RIO has multiple Fibre Channel buses for the back-end storage, enabling VARs to put 16 TB of storage on a single controller. If a customer needs more capacity, VARs can add more disk; if they need more performance, VARs can add more controllers and more disk. But the biggest selling point with the RIO is its speed. "The RIO is very fast," says Rae. "A RAID controller performs the mathematical calculations that ensure data can be restored if a drive is lost. The processors on the RIO controller that perform those calculations are efficient and extremely fast. On average, the RIO is two to three times faster than the typical controller on the market today in the same price range."
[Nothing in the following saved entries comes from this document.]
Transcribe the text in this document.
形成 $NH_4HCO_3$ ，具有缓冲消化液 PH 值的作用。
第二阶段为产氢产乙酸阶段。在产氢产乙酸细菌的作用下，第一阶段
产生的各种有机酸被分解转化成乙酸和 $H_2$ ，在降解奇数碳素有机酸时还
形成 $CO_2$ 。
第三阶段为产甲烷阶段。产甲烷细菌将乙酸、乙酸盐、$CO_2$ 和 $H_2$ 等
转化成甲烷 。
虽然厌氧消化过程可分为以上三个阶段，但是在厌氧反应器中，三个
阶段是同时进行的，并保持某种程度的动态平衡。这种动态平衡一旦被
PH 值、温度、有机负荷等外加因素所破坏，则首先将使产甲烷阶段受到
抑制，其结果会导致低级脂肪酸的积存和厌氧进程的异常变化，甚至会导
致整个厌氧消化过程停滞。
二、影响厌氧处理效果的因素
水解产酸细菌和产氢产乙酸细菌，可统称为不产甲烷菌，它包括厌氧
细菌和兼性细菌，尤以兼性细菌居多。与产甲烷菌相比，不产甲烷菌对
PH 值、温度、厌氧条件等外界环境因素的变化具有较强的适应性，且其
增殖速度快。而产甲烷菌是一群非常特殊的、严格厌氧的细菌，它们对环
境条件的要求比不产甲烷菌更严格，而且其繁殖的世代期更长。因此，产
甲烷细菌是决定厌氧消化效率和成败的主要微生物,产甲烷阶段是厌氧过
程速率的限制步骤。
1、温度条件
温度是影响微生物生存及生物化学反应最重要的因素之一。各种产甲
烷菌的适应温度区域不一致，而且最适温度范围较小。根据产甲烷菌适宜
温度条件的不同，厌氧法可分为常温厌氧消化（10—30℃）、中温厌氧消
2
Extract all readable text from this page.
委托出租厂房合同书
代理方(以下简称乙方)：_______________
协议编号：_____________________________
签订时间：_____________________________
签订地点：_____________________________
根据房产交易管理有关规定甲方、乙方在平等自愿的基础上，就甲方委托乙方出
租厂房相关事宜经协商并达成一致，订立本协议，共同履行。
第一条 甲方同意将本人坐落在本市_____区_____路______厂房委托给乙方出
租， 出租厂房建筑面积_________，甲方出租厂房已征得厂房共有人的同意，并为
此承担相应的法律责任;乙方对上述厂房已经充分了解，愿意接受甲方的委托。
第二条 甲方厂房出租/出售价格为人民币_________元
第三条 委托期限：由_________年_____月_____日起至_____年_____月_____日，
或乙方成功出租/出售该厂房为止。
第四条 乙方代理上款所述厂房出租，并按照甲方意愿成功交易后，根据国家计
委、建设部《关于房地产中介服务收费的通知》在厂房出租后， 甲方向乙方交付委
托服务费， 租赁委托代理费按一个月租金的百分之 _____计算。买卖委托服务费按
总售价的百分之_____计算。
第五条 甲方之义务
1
A Quick Install With Superior Performance
The entire project, from initial discussions to the final installation, was completed in four weeks. The installation was completed within 10 days after receipt of the order. "We had both Zentra's staff and engineers from Chaparral involved in the installation," says Rae. "The actual install itself took just two days and went very smoothly." The customer had been using storage from Ciprico and Metastor, but that storage could no longer meet the performance requirements of the company. The cost of the system was well within Rainmaker's budget.

The solution has met Rainmaker's performance requirements, and Rae believes the speed of RIO will allow his company to sell many more solutions to customers with applications requiring a high data transfer rate. Zentra manufactures a RAID solution called the Scorpion. Before they began using the RIO controller, the fastest version of Scorpion had a maximum sustained throughput of around 150 MB/s for writes and 250 MB/s for reads. With the RIO controller and sufficient drives to support it, the Scorpion can achieve throughputs of 350 to 400 MB/s for writes and up to 700 MB/s for reads.

"RIO is significantly faster than other controllers on the market, but it also costs a little more," says Rae. "RIO is three to four times faster, but it costs about 30% more. It is not the right controller for everyone, but it is the best solution for everyone that needs higher speeds."

The biggest problem Rae faced on the installation was a hiccup related to the software integration. "Rainmaker was running Explorer 5.0, and the communication platform on RIO (the control software used to configure and monitor the unit) was buggy with 5.0," says Rae. "We had the customer upgrade to Explorer version 5.5 and all of the problems went away." Chaparral has since retrofitted the firmware on RIO and the next version will be compatible with Explorer 5.0 as well.